Dne 07. 01. 22 v 21:54 Major Hayden napsal(a):
On 1/7/22 14:46, Jiri Konecny wrote:
I would like to do here a bit of brainstorming and ask if there is an
existing solution to this problem. To explain my problem,
recently I found more and more apps likes terminals, prompt and
command line tooling, which are great to use but not
packaged or are outdated in our repositories. The reason for this is
simple. These apps are written in languages like Rust or
Go which works the way that there are plenty of smaller libraries and
these are really a hell to package or maintain in
Fedora. On the other hand it's pretty simple to build it from the
source (most of the time) but hard to split it into packages.
Oh gosh, yes, this has been a problem for me for a while. I maintain
azure-cli, which has a few subpackages. It depends on about 95 other
Azure Python SDK components which depend on various Python libraries.
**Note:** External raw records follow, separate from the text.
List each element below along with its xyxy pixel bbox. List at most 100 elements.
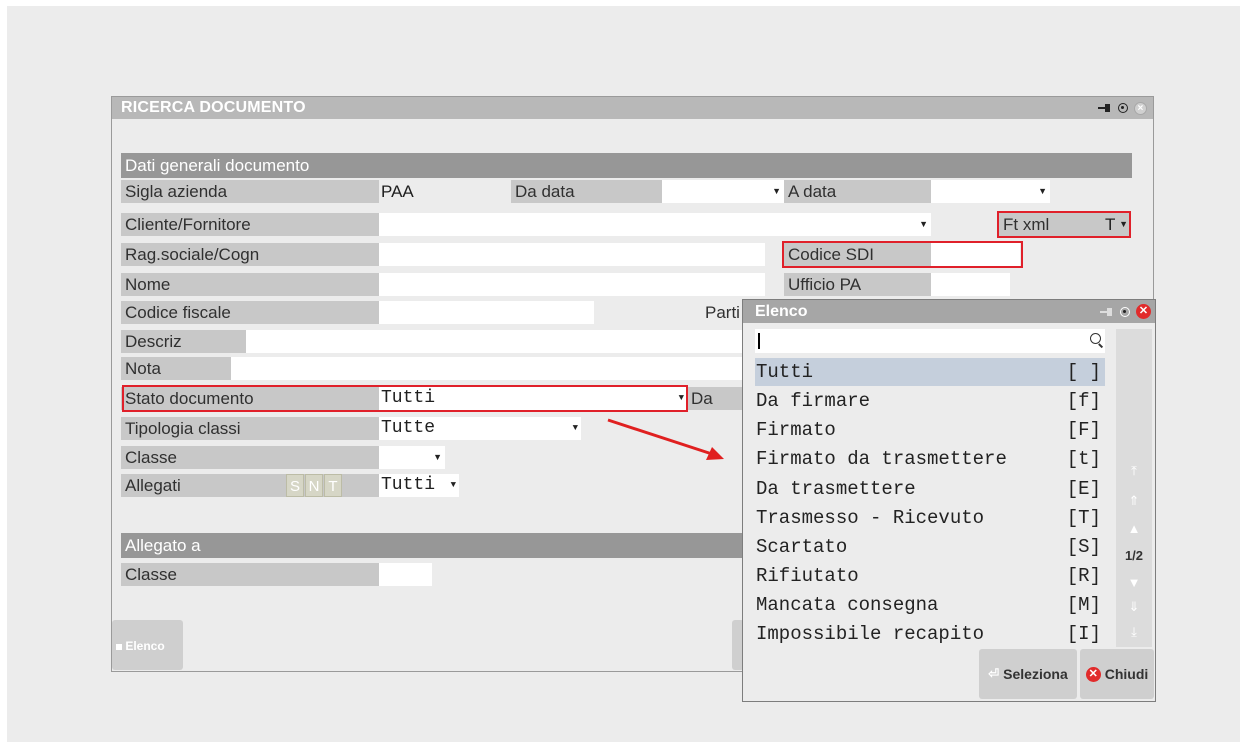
da-data-field[interactable]: ▼ — [662, 180, 784, 203]
list-item-key: [M] — [1066, 594, 1101, 616]
codice-fiscale-field[interactable] — [379, 301, 594, 324]
list-item-mancata-consegna[interactable]: Mancata consegna [M] — [755, 591, 1105, 619]
list-item-label: Tutti — [756, 361, 814, 383]
list-item-key: [T] — [1066, 507, 1101, 529]
stato-da-label: Da — [687, 387, 742, 410]
ft-xml-value: T — [1105, 215, 1116, 234]
rag-sociale-field[interactable] — [379, 243, 765, 266]
da-data-label: Da data — [511, 180, 662, 203]
list-item-da-firmare[interactable]: Da firmare [f] — [755, 387, 1105, 415]
allegato-classe-label: Classe — [121, 563, 379, 586]
pin-icon[interactable] — [1098, 104, 1112, 112]
codice-sdi-field[interactable] — [931, 243, 1020, 266]
scroll-up-icon[interactable]: ▲ — [1116, 521, 1152, 536]
cliente-fornitore-field[interactable]: ▼ — [379, 213, 931, 236]
elenco-button-label: Elenco — [125, 639, 165, 653]
allegato-classe-field[interactable] — [379, 563, 432, 586]
cliente-fornitore-label: Cliente/Fornitore — [121, 213, 379, 236]
list-item-firmato[interactable]: Firmato [F] — [755, 416, 1105, 444]
allegati-flag-s[interactable]: S — [286, 474, 304, 497]
popup-scrollbar[interactable]: ⤒ ⇑ ▲ 1/2 ▼ ⇓ ⤓ — [1116, 329, 1152, 647]
close-icon[interactable]: × — [1134, 101, 1147, 115]
tipologia-classi-select[interactable]: Tutte ▼ — [379, 417, 581, 440]
partita-iva-label: Parti — [705, 303, 740, 322]
nome-field[interactable] — [379, 273, 765, 296]
allegati-value: Tutti — [381, 475, 436, 495]
elenco-button[interactable]: Elenco — [112, 620, 183, 670]
allegati-flag-t[interactable]: T — [324, 474, 342, 497]
search-icon[interactable] — [1090, 333, 1101, 344]
sigla-azienda-field[interactable]: PAA — [379, 180, 511, 203]
page-indicator: 1/2 — [1124, 548, 1144, 563]
tipologia-classi-value: Tutte — [381, 418, 436, 438]
list-item-impossibile-recapito[interactable]: Impossibile recapito [I] — [755, 620, 1105, 648]
scroll-page-up-icon[interactable]: ⇑ — [1116, 493, 1152, 509]
pin-icon[interactable] — [1100, 307, 1114, 316]
window-title: RICERCA DOCUMENTO — [121, 99, 306, 116]
chevron-down-icon: ▼ — [433, 452, 442, 462]
chevron-down-icon: ▼ — [678, 393, 684, 403]
popup-titlebar: Elenco ✕ — [743, 300, 1155, 323]
chevron-down-icon: ▼ — [919, 219, 928, 229]
annotation-arrow — [607, 418, 724, 460]
list-item-scartato[interactable]: Scartato [S] — [755, 533, 1105, 561]
tipologia-classi-label: Tipologia classi — [121, 417, 379, 440]
list-item-label: Rifiutato — [756, 565, 859, 587]
a-data-field[interactable]: ▼ — [931, 180, 1050, 203]
classe-label: Classe — [121, 446, 379, 469]
codice-sdi-label: Codice SDI — [784, 243, 931, 266]
scroll-page-down-icon[interactable]: ⇓ — [1116, 599, 1152, 615]
list-item-da-trasmettere[interactable]: Da trasmettere [E] — [755, 475, 1105, 503]
allegati-label-text: Allegati — [125, 476, 181, 495]
scroll-down-icon[interactable]: ▼ — [1116, 575, 1152, 590]
list-item-key: [R] — [1066, 565, 1101, 587]
list-item-rifiutato[interactable]: Rifiutato [R] — [755, 562, 1105, 590]
seleziona-button[interactable]: ⏎ Seleziona — [979, 649, 1077, 699]
list-item-tutti[interactable]: Tutti [ ] — [755, 358, 1105, 386]
list-item-key: [F] — [1066, 419, 1101, 441]
allegati-select[interactable]: Tutti ▼ — [379, 474, 459, 497]
list-item-key: [E] — [1066, 478, 1101, 500]
scroll-last-page-icon[interactable]: ⤓ — [1116, 624, 1152, 640]
elenco-popup: Elenco ✕ Tutti [ ] Da firmare [f] Firmato [… — [742, 299, 1156, 702]
list-item-firmato-da-trasmettere[interactable]: Firmato da trasmettere [t] — [755, 445, 1105, 473]
scroll-first-page-icon[interactable]: ⤒ — [1116, 463, 1152, 479]
square-icon — [116, 643, 122, 650]
chevron-down-icon: ▼ — [772, 186, 781, 196]
list-item-label: Da firmare — [756, 390, 871, 412]
stato-documento-select[interactable]: Tutti ▼ — [379, 387, 687, 410]
close-icon: ✕ — [1085, 666, 1101, 682]
chevron-down-icon: ▼ — [1038, 186, 1047, 196]
classe-select[interactable]: ▼ — [379, 446, 445, 469]
ufficio-pa-field[interactable] — [931, 273, 1010, 296]
nome-label: Nome — [121, 273, 379, 296]
chevron-down-icon: ▼ — [572, 423, 578, 433]
list-item-label: Firmato da trasmettere — [756, 448, 1007, 470]
ft-xml-select[interactable]: T ▼ — [1093, 213, 1131, 236]
window-titlebar: RICERCA DOCUMENTO × — [112, 97, 1153, 119]
chiudi-button-label: Chiudi — [1104, 666, 1149, 682]
chiudi-button[interactable]: ✕ Chiudi — [1080, 649, 1154, 699]
list-item-label: Mancata consegna — [756, 594, 939, 616]
list-item-label: Da trasmettere — [756, 478, 916, 500]
a-data-label: A data — [784, 180, 931, 203]
ft-xml-label: Ft xml — [999, 213, 1093, 236]
list-item-trasmesso-ricevuto[interactable]: Trasmesso - Ricevuto [T] — [755, 504, 1105, 532]
nota-field[interactable] — [231, 357, 742, 380]
allegati-flag-n[interactable]: N — [305, 474, 323, 497]
text-cursor — [758, 333, 760, 349]
list-item-key: [S] — [1066, 536, 1101, 558]
descriz-field[interactable] — [246, 330, 742, 353]
stato-documento-value: Tutti — [381, 388, 436, 408]
radio-icon[interactable] — [1120, 306, 1130, 317]
list-item-label: Firmato — [756, 419, 836, 441]
radio-icon[interactable] — [1118, 103, 1128, 113]
close-icon[interactable]: ✕ — [1136, 304, 1151, 319]
chevron-down-icon: ▼ — [1119, 219, 1128, 229]
popup-search-input[interactable] — [755, 329, 1105, 353]
list-item-key: [ ] — [1066, 361, 1101, 383]
chevron-down-icon: ▼ — [450, 480, 456, 490]
section-header-general: Dati generali documento — [121, 153, 1132, 178]
nota-label: Nota — [121, 357, 231, 380]
list-item-label: Impossibile recapito — [756, 623, 985, 645]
Each of these must be carefully updated when the main azure-cli
package is updated. 🥵
I would say, that for GUI apps we already done that. We have Flatpak
which is doing great job to get these apps there
and motivate people to do that because it's then consumable on plenty
of places. However, this is not really usable if you
need app which is core part of the system (like prompt) or emacs/vim
which needs a lot of dependencies from the system
based on user configuration.
I do like Flatpaks for GUI applications.
For CLIs, I've seen people use container images since it's a single
item that is easily updated. However, it's not always easy to
determine how a container was built and the home of its sources. 😬
The cloud vendors seem to be moving towards bundling everything up
into a zip file that you download and run. AWS now has their own
crypto/hashing components and bundled Python in a zip. Google has a
large zip with plenty of third party vendored content.
Bundling to ZIP is again the same issue. You have to download it from
somewhere and from my PoV that is a bigger problem than not being able
to validate the content.
In general I'm thinking if we shouldn't "shift" our current packager is
responsible for safe content to author is responsible for safe content.
That is basically happening for Flatpak. It's much easier to package
because you can "just take the binary" from author and don't care.
Partial solution to that is COPR. Which I'm taking as AUR (Archlinux).
That is great but maybe there is something not specific for RPM but
working out of the RPM world? That would be much better marketing for
the authors to do the packaging.
I'm very interested to hear additional use cases and ideas.